> > > TOAST implementation is not necessary for Table AM. > > >What other use cases for TOAST do you have in mind? > > The main use case is the same as for the TOAST mechanism - storing and retrieving > oversized data. But we expanded this case with some details - > - update TOASTed data (yes, current TOAST implementation cannot update stored > data - is marks whole TOASTED object as dead and stores new one); > - retrieve part of the stored data chunks without fully de-TOASTing stored data (even > with existing TOAST this will be painful if you have to get just a small part of the several > hundreds Mb sized object); > - be able to store objects of size larger than 1 Gb; > - store more than 4 Tb of TOASTed data for one table; > - optimize storage for fast search and retrieval of parts of TOASTed object - this is > must-have for effectively using JSON, PostgreSQL already is in catching-up position > in JSON performance field.
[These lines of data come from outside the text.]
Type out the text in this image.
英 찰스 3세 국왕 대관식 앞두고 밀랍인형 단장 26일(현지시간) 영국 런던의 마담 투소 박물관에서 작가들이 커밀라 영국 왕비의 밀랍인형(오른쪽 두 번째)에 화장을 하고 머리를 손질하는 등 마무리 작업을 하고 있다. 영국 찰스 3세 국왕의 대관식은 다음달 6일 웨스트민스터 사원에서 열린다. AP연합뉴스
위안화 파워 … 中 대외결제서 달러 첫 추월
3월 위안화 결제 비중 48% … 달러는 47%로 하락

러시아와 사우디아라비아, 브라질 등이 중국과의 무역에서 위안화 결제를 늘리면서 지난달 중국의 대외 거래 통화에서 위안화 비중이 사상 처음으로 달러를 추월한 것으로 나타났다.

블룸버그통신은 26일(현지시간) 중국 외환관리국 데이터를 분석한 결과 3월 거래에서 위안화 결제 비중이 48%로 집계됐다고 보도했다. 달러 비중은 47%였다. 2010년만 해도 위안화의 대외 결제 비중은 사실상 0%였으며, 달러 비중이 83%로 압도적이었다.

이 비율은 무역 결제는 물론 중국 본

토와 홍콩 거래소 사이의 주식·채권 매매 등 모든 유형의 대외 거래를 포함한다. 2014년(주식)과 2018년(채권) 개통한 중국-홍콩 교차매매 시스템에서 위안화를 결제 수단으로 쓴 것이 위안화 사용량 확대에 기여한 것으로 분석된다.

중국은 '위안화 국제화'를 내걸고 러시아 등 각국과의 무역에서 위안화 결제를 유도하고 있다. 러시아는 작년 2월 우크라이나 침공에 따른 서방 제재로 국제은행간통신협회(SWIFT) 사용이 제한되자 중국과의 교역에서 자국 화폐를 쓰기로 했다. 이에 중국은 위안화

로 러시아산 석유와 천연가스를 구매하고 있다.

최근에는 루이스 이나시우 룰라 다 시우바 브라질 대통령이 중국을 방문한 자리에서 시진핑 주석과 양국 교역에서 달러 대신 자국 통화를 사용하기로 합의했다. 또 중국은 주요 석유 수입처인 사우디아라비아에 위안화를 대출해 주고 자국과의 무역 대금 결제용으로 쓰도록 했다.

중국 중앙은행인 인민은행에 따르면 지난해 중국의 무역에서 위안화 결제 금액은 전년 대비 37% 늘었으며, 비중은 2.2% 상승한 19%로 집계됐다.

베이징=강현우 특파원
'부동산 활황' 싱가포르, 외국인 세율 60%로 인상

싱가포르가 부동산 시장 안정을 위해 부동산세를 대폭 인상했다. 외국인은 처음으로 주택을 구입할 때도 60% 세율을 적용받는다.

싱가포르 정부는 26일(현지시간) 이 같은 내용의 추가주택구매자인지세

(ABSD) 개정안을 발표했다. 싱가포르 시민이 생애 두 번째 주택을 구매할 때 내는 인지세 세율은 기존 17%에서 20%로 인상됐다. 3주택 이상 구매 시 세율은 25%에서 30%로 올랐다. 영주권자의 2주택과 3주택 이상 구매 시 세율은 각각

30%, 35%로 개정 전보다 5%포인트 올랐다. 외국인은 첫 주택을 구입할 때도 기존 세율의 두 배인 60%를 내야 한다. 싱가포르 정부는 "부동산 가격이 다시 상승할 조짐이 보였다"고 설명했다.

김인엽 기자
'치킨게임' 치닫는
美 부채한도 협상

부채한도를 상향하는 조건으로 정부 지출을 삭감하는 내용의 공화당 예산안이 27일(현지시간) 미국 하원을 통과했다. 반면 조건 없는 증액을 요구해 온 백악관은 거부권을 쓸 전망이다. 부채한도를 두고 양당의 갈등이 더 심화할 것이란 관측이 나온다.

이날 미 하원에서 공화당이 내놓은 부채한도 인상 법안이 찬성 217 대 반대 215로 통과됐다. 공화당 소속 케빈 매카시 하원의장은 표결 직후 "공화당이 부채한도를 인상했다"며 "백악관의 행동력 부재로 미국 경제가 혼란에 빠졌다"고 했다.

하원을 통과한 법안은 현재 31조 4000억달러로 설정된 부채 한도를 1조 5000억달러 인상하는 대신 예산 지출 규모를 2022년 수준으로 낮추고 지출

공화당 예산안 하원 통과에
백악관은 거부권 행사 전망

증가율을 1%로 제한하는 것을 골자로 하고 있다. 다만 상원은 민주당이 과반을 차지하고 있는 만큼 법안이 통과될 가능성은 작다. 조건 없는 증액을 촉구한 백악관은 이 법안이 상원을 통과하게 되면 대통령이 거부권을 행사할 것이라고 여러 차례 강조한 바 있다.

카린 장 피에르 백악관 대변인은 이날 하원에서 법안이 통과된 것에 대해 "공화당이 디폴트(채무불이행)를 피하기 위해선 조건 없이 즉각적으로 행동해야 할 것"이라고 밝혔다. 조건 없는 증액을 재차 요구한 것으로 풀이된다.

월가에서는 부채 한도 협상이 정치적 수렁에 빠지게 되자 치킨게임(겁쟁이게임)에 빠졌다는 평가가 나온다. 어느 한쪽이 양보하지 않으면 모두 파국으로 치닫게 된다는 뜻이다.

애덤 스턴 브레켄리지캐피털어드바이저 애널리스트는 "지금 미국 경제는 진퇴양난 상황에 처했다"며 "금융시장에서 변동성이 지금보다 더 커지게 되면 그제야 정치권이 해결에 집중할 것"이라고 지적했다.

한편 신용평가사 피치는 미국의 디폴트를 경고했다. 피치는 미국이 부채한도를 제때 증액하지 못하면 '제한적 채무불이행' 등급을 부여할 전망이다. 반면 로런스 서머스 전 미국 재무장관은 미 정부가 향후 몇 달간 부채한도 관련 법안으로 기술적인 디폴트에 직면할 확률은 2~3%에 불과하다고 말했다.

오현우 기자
I see. Actually most of this is what TableAM does. We just happened to give this part of TableAM a separate name. The only exception is the last case, when you create custom TOASTers for particular types and potentially specify them for the given column.
All in all, this makes sense.
> Right. that's why we propose a validate method (may be, it's a wrong > name, but I don't known better one) which accepts several arguments, one > of which is table AM oid. If that method returns false then toaster > isn't useful with current TAM, storage or/and compression kinds, etc.
OK, I missed this message. So there was some misunderstanding after all, sorry for this.
That's exactly what I wanted to know. It's much better than allowing any TOASTer to run on top of any TableAM.